Understand what AI means in your organisation

It’s important that organisations recognise the role AI plays in enhancing business processes, decision-making, and customer experiences by providing clear guidance and real-world use cases. This process of understanding what AI means in the organisation should include an inventory of AI tools currently in use and those that the organisation intends to buy or build in future. It should also address how the organisation will source data ethically and how it will be used. This will form the basis for what is monitored and reported on.

Develop an AI strategy that delivers value

Achieving responsible AI begins with embedding a value-driven and sustainable AI strategy within the organisation’s culture, with humans at the centre. Staff at all levels must be educated continuously on the importance of responsible and ethical AI practices to ensure alignment with evolving AI standards.

Create a robust governance structure

AI governance frameworks should embrace responsible AI principles including transparency, accountability, fairness, explainability, reliability and privacy.
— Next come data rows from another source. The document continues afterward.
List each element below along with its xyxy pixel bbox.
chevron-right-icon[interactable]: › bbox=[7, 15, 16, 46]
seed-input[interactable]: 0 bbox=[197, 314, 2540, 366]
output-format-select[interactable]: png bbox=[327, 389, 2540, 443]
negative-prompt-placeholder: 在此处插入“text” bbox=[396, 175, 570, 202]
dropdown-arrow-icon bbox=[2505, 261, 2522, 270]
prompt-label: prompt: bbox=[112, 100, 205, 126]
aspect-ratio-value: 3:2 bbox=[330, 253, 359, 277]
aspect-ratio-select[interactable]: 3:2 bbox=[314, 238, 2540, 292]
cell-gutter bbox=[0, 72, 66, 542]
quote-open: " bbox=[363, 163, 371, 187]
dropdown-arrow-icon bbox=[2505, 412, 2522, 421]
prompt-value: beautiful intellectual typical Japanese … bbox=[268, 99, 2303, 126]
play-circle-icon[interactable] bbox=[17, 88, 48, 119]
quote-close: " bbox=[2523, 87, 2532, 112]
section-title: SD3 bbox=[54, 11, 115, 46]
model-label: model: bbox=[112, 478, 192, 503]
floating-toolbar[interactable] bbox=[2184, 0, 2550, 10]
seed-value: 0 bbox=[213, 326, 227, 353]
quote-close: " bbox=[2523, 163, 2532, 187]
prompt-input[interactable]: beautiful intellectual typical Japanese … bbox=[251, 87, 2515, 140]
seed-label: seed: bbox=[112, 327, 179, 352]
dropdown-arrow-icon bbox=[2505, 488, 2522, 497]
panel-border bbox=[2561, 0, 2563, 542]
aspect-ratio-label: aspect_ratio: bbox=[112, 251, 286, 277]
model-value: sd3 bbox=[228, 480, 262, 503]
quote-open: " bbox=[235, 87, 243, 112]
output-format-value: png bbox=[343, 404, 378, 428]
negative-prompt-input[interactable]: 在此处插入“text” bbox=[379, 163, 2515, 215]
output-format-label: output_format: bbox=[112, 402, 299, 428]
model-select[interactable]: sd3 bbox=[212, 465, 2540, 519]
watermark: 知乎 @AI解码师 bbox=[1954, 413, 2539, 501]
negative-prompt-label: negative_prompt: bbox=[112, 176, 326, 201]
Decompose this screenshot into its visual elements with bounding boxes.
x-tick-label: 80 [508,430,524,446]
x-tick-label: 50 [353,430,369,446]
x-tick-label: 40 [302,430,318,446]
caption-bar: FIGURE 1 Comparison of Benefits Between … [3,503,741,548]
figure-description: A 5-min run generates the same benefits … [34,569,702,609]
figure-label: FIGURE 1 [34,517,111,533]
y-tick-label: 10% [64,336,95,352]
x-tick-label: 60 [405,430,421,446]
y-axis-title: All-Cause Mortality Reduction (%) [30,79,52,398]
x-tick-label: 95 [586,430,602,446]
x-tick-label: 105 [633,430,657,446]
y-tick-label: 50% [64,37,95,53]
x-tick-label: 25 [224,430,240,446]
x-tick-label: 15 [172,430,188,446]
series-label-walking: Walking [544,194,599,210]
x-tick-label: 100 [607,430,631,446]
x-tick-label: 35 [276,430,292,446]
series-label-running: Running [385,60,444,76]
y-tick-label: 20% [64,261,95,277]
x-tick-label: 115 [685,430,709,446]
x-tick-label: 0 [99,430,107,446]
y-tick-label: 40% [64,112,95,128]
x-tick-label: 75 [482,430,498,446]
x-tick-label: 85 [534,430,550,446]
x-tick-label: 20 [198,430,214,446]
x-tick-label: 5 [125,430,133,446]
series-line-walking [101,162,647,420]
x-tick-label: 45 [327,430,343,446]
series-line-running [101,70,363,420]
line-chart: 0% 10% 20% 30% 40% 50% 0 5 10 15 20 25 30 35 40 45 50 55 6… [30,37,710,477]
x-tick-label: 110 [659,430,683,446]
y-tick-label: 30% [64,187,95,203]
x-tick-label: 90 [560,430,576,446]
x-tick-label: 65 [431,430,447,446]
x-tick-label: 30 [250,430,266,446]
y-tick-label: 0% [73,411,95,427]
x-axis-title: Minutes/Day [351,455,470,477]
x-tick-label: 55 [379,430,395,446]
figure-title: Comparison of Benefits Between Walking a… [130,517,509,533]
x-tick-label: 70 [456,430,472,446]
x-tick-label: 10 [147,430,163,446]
EY responsible AI Framework

EY Responsible AI Framework

Robust controls should be established and implemented while processes to manage risks and streamline reporting to regulators and other stakeholders should be put in place. These processes should be underpinned by a robust monitoring framework to detect and mitigate risks as AI systems evolve over time. This will help maintain adherence to established risk thresholds and prevent unintended outcomes.
 

Innovate within compliance framework


Among the key challenges in deploying AI is the need to ensure regulatory compliance while also achieving a commercial return on investment. This requires robust quality assurance processes which will ensure that the AI outputs are reliable while the overall governance framework will ensure the ethical use of the technology. However, these processes and frameworks should be constructed in ways that support safe innovation rather than stifle it. Furthermore, the increased use of GenAI will likely mean that established AI governance processes and frameworks will need to be updated.


Summary

With the rapid growth in AI and GenAI use, organisations need to embrace responsible and ethical AI standards if they are to keep pace with both advances in the technology and the evolving regulatory landscape. Adherence to responsible AI practices and standards will ensure transparency, fairness, and human centricity. This approach will help organisations tap into AI’s enormous commercial benefits while complying with existing and new regulations.